FLD : Avez-vous des informations sur la situation du marché russe ?
E. G. : Nous avons celles que nous a communiquées l'ambassade de France de Moscou. Les consommateurs russes font le dos rond et ils sont encore une majorité (73 %) à soutenir la mesure prise par le gouvernement russe. Les prix à la consommation ont explosé malgré les limitations imposées aux distributeurs par le gouvernement. Les produits sous embargo ne représentent que 8 % de la consommation. La situation de nos clients importateurs russes est similaire à la nôtre, exportateurs.
« Nous sommes peut-être plus chahutés par l'offre italienne que polonaise en pommes. »
De plus, on a bien vu la volonté forte du gouvernement russe de renforcer la production sur place dans un souci d'autosuffisance alimentaire. Mais il faut faire attention aux sommes annoncées pour cela, surtout dans un contexte de dévaluation importante du rouble et de taux d'intérêt en forte hausse.
FLD : Le pays est aussi parti à la recherche de nouveaux fournisseurs...
E. G. : En effet, la Russie n'a eu de cesse, ces derniers mois, de contacter d'autres pays : le Maroc – déjà fournisseur important en agrumes – la Turquie, le Mexique, l'Argentine... Avec ces nations productrices, étonnamment, les conditions phytosanitaires et les taxes à l'entrée du marché n'étaient pas d'actualité. Le prépaiement était même accepté. Ces pays vont prendre des parts de marché en Russie. Et plus l'embargo durera, plus il sera difficile de les récupérer.
FLD : Qu'en est-il de la situation pour la filière française ?
E. G. : L'embargo russe n'est qu'un effet aggravant d'une crise structurelle de la production de fruits et légumes en France. La Russie n'est pas tout, bien entendu. En ce qui concerne la pomme, les récoltes ont été moins importantes que prévues en France. Le marché local se porte plutôt bien. L'exportation maritime aussi, même si les prix sont très bas. Nous avions souligné le risque – qui s'est avéré – de report de certains fruits européens sur le marché, comme ceux de la Pologne en premier lieu. Finalement, nous sommes peut-être plus chahutés par l'offre de pommes italienne [mêmes condidtions climatiques et même variétés, Ndlr] que polonaise. La Pologne est un très gros producteur mais avec des variétés très différentes de celles proposées par la France. Pour autant le risque demeure très important. La pomme européenne est taxée par la Russie entre les mois d'août et de décembre : la taxe est ensuite levée entre janvier et juillet. L'hémisphère Sud commencera sa saison au mois de mars. C'est donc maintenant que les choses doivent évoluer pour sauver la saison des pomiculteurs français. D'autant plus qu'il n'y a pas trop d'alternatives à l'export pour le calibre et la qualité demandés habituellement par la Russie.

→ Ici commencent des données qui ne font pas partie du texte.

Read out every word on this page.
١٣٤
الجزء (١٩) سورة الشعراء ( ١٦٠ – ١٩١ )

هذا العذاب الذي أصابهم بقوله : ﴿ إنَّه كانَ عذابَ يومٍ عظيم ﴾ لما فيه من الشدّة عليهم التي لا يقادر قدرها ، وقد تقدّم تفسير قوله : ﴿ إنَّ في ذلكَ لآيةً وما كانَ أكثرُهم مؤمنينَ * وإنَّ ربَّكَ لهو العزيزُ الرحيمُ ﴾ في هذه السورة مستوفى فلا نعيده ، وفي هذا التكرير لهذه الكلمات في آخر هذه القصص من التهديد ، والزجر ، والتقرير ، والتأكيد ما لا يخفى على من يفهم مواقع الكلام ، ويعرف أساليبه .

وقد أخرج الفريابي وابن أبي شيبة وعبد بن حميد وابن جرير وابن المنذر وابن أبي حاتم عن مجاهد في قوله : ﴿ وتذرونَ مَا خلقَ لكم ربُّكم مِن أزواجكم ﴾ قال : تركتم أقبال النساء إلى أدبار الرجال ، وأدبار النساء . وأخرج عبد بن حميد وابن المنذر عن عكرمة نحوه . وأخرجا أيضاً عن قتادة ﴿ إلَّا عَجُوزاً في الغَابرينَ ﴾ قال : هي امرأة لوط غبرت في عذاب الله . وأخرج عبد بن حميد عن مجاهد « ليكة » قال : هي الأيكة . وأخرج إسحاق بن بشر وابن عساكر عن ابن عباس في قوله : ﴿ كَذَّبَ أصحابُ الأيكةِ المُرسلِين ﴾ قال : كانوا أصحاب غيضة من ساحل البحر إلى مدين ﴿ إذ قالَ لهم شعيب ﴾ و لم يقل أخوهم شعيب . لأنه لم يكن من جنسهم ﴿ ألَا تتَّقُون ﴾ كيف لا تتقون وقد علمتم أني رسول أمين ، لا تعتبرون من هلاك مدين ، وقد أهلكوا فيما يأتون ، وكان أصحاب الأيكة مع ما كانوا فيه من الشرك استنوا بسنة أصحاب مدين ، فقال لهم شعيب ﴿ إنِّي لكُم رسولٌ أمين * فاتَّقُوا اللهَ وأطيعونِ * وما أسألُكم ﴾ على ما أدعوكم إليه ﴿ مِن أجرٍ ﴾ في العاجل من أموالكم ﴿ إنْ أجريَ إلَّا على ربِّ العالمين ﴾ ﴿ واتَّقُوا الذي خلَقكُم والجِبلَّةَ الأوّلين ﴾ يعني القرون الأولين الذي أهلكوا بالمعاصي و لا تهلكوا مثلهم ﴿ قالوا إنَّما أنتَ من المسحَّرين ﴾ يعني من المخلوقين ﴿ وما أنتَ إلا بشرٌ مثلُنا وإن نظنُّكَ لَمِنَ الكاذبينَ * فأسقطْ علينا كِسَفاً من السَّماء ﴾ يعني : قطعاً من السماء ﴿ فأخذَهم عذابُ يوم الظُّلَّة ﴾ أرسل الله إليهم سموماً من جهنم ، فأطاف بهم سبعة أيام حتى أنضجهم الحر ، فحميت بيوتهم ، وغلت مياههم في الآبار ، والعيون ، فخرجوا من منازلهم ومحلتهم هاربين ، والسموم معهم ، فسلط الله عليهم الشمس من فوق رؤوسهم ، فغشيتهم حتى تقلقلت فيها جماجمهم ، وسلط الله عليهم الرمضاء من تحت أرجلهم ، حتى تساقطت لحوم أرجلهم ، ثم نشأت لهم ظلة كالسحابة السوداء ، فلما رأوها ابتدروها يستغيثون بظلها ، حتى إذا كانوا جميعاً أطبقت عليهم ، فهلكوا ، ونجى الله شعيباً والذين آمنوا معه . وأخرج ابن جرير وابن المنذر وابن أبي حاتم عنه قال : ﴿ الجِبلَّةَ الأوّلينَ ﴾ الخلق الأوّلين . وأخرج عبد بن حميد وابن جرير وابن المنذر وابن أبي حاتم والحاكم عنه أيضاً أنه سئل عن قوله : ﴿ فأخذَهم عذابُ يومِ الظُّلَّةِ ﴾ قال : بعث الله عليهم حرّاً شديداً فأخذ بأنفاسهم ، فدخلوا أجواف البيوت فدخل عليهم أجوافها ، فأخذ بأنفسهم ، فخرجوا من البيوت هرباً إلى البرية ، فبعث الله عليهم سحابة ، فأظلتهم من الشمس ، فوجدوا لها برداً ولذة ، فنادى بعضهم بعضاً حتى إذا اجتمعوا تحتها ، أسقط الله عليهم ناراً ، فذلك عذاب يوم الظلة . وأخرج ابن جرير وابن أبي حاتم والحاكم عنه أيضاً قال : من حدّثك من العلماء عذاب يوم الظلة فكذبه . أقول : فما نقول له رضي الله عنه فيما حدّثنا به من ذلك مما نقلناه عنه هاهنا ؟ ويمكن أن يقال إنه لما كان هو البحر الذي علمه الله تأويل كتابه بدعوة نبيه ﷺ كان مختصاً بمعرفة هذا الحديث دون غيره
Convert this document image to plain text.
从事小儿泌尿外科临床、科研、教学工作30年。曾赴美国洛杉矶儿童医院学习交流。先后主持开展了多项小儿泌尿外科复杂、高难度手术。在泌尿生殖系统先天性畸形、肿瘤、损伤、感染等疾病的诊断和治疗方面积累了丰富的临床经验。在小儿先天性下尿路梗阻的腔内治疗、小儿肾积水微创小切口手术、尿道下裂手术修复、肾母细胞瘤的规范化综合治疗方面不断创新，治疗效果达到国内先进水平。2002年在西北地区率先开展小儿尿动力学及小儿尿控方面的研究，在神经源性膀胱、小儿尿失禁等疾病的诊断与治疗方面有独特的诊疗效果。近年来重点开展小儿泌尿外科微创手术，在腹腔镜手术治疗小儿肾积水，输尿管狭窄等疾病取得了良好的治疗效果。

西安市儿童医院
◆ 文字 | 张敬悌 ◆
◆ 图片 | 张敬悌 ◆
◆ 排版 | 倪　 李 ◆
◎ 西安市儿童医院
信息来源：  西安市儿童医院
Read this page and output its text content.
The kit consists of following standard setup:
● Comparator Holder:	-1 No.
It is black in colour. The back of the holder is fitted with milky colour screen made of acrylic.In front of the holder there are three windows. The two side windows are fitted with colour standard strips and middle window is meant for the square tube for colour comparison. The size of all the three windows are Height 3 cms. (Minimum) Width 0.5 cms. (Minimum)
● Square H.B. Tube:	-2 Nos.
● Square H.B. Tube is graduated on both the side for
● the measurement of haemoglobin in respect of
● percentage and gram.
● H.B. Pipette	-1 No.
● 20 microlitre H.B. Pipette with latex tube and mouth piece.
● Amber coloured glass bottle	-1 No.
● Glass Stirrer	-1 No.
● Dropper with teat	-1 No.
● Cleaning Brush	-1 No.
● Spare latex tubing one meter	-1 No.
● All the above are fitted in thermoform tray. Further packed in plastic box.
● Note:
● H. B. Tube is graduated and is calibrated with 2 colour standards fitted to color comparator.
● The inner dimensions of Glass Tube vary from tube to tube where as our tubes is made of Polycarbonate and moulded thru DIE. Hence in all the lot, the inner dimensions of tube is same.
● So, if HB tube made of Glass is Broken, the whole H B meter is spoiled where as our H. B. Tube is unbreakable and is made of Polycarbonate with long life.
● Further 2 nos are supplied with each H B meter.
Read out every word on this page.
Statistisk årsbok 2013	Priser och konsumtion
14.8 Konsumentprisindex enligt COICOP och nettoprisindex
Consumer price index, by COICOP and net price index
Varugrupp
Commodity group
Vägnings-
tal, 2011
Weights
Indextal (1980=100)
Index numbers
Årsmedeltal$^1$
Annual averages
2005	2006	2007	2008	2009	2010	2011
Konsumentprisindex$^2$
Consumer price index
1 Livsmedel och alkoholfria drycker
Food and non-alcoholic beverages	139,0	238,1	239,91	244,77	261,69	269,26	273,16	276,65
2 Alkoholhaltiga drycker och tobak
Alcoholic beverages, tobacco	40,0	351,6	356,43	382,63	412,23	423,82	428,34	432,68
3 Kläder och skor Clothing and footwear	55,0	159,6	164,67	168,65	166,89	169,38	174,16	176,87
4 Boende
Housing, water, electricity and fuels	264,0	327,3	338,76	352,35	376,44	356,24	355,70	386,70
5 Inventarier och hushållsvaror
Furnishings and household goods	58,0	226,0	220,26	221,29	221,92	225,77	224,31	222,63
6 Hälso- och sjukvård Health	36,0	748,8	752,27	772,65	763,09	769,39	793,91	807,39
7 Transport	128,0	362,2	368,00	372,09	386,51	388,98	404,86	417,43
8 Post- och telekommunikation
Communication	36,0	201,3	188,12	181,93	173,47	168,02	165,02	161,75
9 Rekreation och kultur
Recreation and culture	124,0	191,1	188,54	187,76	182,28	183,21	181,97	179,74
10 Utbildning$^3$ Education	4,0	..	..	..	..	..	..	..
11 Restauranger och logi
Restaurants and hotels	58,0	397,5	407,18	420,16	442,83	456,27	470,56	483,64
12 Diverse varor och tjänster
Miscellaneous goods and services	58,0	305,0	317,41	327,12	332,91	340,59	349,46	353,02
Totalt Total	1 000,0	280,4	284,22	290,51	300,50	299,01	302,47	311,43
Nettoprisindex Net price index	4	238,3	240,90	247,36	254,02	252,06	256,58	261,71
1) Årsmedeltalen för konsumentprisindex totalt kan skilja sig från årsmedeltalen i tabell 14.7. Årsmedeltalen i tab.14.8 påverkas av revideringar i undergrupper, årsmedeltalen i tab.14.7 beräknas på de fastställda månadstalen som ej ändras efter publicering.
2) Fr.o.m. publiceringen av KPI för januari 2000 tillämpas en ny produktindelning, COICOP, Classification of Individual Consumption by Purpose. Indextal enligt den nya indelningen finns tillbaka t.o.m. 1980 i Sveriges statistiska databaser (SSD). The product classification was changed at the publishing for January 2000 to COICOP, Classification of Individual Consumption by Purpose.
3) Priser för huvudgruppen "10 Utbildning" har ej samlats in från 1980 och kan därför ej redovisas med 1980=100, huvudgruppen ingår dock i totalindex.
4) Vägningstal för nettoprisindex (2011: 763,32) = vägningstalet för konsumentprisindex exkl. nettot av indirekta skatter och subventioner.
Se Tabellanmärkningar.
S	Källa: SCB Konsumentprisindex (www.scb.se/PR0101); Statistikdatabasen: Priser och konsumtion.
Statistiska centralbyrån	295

Créée le 19 octobre 2010, l'Association France-Russie pour l'agroalimentaire (Afraa) rassemble vingt organisations professionnelles et interprofessionnelles du secteur animal et végétal et trois membres associés du secteur agroalimentaire public et privé. Les missions de l'Afraa sont les suivantes : élaborer des stratégies favorisant les échanges avec la Russie, apporter une aide aux entreprises rencontrant des difficultés avec le marché russe et organiser les relations avec les autorités russes.